Unaided Private Schools (Security of Services to Employees) Bill, 2021 to be
drafted by AIPA – All India Parents Association, aims at addressing issues of teachers and other
staff working in unaided private schools countrywide particularly in the matter of security of
service and payment of pay commission salaries.
It has been noted that unaided private schools on one hand exploit parents by subjecting them to exorbitant & arbitrary fee hike every year & on the other hand, exploit their employees by denying them their due salary & other benefits. Not only this, the unaided private schools also exploit Government by receiving various benefits & exemptions from the Government but not extending them to people.

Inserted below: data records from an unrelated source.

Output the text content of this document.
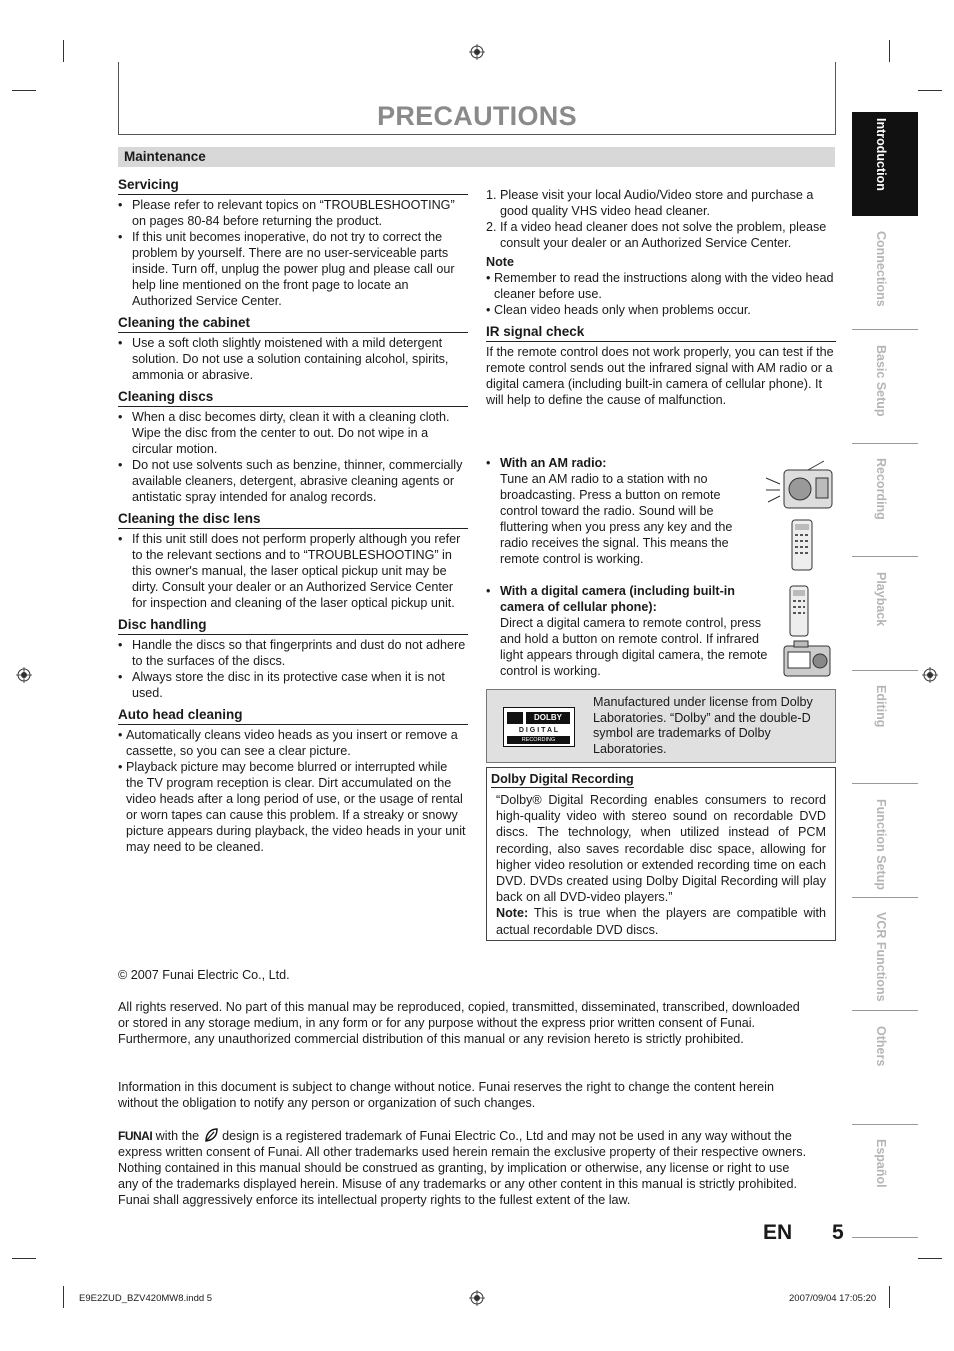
PRECAUTIONS
Maintenance	Introduction
Connections
Basic Setup
Recording
Playback
Editing
Function Setup
VCR Functions
Others
Español
Servicing
• Please refer to relevant topics on “TROUBLESHOOTING” on pages 80-84 before returning the product.
• If this unit becomes inoperative, do not try to correct the problem by yourself. There are no user-serviceable parts inside. Turn off, unplug the power plug and please call our help line mentioned on the front page to locate an Authorized Service Center.
Cleaning the cabinet
• Use a soft cloth slightly moistened with a mild detergent solution. Do not use a solution containing alcohol, spirits, ammonia or abrasive.
Cleaning discs
• When a disc becomes dirty, clean it with a cleaning cloth. Wipe the disc from the center to out. Do not wipe in a circular motion.
• Do not use solvents such as benzine, thinner, commercially available cleaners, detergent, abrasive cleaning agents or antistatic spray intended for analog records.
Cleaning the disc lens
• If this unit still does not perform properly although you refer to the relevant sections and to “TROUBLESHOOTING” in this owner's manual, the laser optical pickup unit may be dirty. Consult your dealer or an Authorized Service Center for inspection and cleaning of the laser optical pickup unit.
Disc handling
• Handle the discs so that fingerprints and dust do not adhere to the surfaces of the discs.
• Always store the disc in its protective case when it is not used.
Auto head cleaning
• Automatically cleans video heads as you insert or remove a cassette, so you can see a clear picture.
• Playback picture may become blurred or interrupted while the TV program reception is clear. Dirt accumulated on the video heads after a long period of use, or the usage of rental or worn tapes can cause this problem. If a streaky or snowy picture appears during playback, the video heads in your unit may need to be cleaned.
1. Please visit your local Audio/Video store and purchase a good quality VHS video head cleaner.
2. If a video head cleaner does not solve the problem, please consult your dealer or an Authorized Service Center.
Note
• Remember to read the instructions along with the video head cleaner before use.
• Clean video heads only when problems occur.
IR signal check
If the remote control does not work properly, you can test if the remote control sends out the infrared signal with AM radio or a digital camera (including built-in camera of cellular phone). It will help to define the cause of malfunction.
• With an AM radio:
Tune an AM radio to a station with no broadcasting. Press a button on remote control toward the radio. Sound will be fluttering when you press any key and the radio receives the signal. This means the remote control is working.
• With a digital camera (including built-in camera of cellular phone):
Direct a digital camera to remote control, press and hold a button on remote control. If infrared light appears through digital camera, the remote control is working.
DOLBY
D I G I T A L
RECORDING
Manufactured under license from Dolby Laboratories. “Dolby” and the double-D symbol are trademarks of Dolby Laboratories.
Dolby Digital Recording
“Dolby® Digital Recording enables consumers to record high-quality video with stereo sound on recordable DVD discs. The technology, when utilized instead of PCM recording, also saves recordable disc space, allowing for higher video resolution or extended recording time on each DVD. DVDs created using Dolby Digital Recording will play back on all DVD-video players.”
Note: This is true when the players are compatible with actual recordable DVD discs.
© 2007 Funai Electric Co., Ltd.
All rights reserved. No part of this manual may be reproduced, copied, transmitted, disseminated, transcribed, downloaded or stored in any storage medium, in any form or for any purpose without the express prior written consent of Funai. Furthermore, any unauthorized commercial distribution of this manual or any revision hereto is strictly prohibited.
Information in this document is subject to change without notice. Funai reserves the right to change the content herein without the obligation to notify any person or organization of such changes.
FUNAI with the  design is a registered trademark of Funai Electric Co., Ltd and may not be used in any way without the express written consent of Funai. All other trademarks used herein remain the exclusive property of their respective owners. Nothing contained in this manual should be construed as granting, by implication or otherwise, any license or right to use any of the trademarks displayed herein. Misuse of any trademarks or any other content in this manual is strictly prohibited. Funai shall aggressively enforce its intellectual property rights to the fullest extent of the law.
EN 5
E9E2ZUD_BZV420MW8.indd 5	2007/09/04 17:05:20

Comptroller & Auditor General of India (CAG) 2010 report on inspection of 25 unaided private schools of Delhi explains the dirty and horrible manner in which teachers are exploited by unaided private schools. Amongst other things the report explains that firstly, schools don’t pay due salaries to the employees and secondly, major portion of salaries is taken back by the school. Moreover, school keeps with it employee's bank passbook and blank cheque book signed by the employee and that is used by them in withdrawing money from employee's bank account. Therefore, a deterrent nature of provision of law is required to be incorporated to prevent such inhuman and pernicious practice by unaided private schools.
It is also important to note that way back in 2002, an eleven-judge-bench of Hon'ble Supreme
Court in T.M.A.PAI Foundation & others v/s State of Karnataka & others (2002)8 SCC 481 held that
there was a need of constituting Tribunal to address grievances of employees of unaided private
schools. However, the same has not happened.
It is noted that unlike Delhi School Education Act, 1973, which lay down provisions to some extent for security of service to employees and for payment of salaries and other benefits to the employees of unaided private schools not less than what is paid to their counter parts in Government schools, almost all other Indian States do not have such legal provisions. It is submitted that in absence of statutory provisions providing security of services to employees working in unaided private schools, such employees are vulnerable.